So now you've learned the scale we need to know how to apply it. In other words, which minor 6th pentatonic to play over each chord in a progression.
Well in actual fact, it's pretty simple. If you're chord is built from a major scale (as opposed to a melodic minor) then simply work out which key you're in first of all. The minor 6th pentatonic is built from the 2nd degree of a major key so you'd use the minor 6th pentatonic built from that 2nd degree. Lets look at an example.
Our chord chart says Fmaj7#11. Well, that chord is the IV chord of the key of C major. Step one done! Next we work out that the second degree of a C major scale is D so we play a Dm6 pentatonic over the Fmaj7#11 chord! Try it - it sounds great.
As a quick side note - don't use this scale over a I chord. It'll sound horrible - take my word for it. But for all other major scale constructed chords it'll sound awesome!
Now, if your chord is built from a melodic minor scale as opposed to a major then it's even simpler. Work out which melodic minor scale your chord comes from and then play the m6 pentatonic built from the 1st degree of that melodic minor scale.
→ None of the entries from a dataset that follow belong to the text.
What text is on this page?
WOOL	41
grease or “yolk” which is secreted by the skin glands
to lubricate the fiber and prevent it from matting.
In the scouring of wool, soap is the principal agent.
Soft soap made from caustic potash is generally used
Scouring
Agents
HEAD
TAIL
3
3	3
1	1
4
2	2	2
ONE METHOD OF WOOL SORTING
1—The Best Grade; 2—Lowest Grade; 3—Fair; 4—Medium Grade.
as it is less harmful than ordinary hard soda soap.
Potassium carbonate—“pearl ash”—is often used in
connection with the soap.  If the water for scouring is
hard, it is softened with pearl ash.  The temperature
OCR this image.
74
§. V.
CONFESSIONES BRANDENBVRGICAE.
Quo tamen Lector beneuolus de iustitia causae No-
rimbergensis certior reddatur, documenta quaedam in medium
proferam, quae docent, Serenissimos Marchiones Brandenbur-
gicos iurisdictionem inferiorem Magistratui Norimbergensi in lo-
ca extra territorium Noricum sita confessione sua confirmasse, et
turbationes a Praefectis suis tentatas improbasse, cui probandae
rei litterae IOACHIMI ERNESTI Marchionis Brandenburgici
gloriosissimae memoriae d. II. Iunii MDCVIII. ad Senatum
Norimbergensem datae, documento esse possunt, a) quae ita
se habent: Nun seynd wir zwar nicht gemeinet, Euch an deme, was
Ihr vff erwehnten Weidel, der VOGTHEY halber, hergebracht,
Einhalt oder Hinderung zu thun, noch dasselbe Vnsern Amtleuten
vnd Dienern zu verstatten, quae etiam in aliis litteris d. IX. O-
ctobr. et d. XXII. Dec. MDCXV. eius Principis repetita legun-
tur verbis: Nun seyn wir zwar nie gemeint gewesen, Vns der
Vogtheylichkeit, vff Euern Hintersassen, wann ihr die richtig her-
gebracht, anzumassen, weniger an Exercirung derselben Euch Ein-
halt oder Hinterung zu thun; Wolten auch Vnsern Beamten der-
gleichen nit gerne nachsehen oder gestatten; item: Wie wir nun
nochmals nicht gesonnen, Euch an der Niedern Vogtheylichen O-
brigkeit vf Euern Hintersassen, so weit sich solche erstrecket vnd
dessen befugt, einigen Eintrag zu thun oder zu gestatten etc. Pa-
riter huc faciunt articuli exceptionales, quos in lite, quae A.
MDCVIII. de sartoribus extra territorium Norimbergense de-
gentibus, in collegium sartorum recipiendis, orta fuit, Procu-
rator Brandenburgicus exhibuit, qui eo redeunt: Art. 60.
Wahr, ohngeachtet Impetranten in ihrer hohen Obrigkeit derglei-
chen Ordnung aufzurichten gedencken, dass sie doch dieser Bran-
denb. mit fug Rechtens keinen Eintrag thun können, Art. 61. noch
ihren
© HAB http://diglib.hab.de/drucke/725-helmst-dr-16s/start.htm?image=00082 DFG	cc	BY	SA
Example - Our chord chart says Bb7#11. Well, this chord is the IV chord of F melodic minor (refer to the melodic minor tutorials on this site if that doesn't make sense). Therefore, we play an Fm6 pentatonic over this chord.
Try working out which m6 pentatonic scales to play over these chords,
Gmaj7#11 (Chord IV of major scale)
D7alt (Chord VII of melodic minor scale)
Fm11 (Chord II of major scale
Bb7sus4 (Chord V of major scale)
Amaj7#5 (Chord III of melodic minor scale)
If you can work these out then you're ready to move on.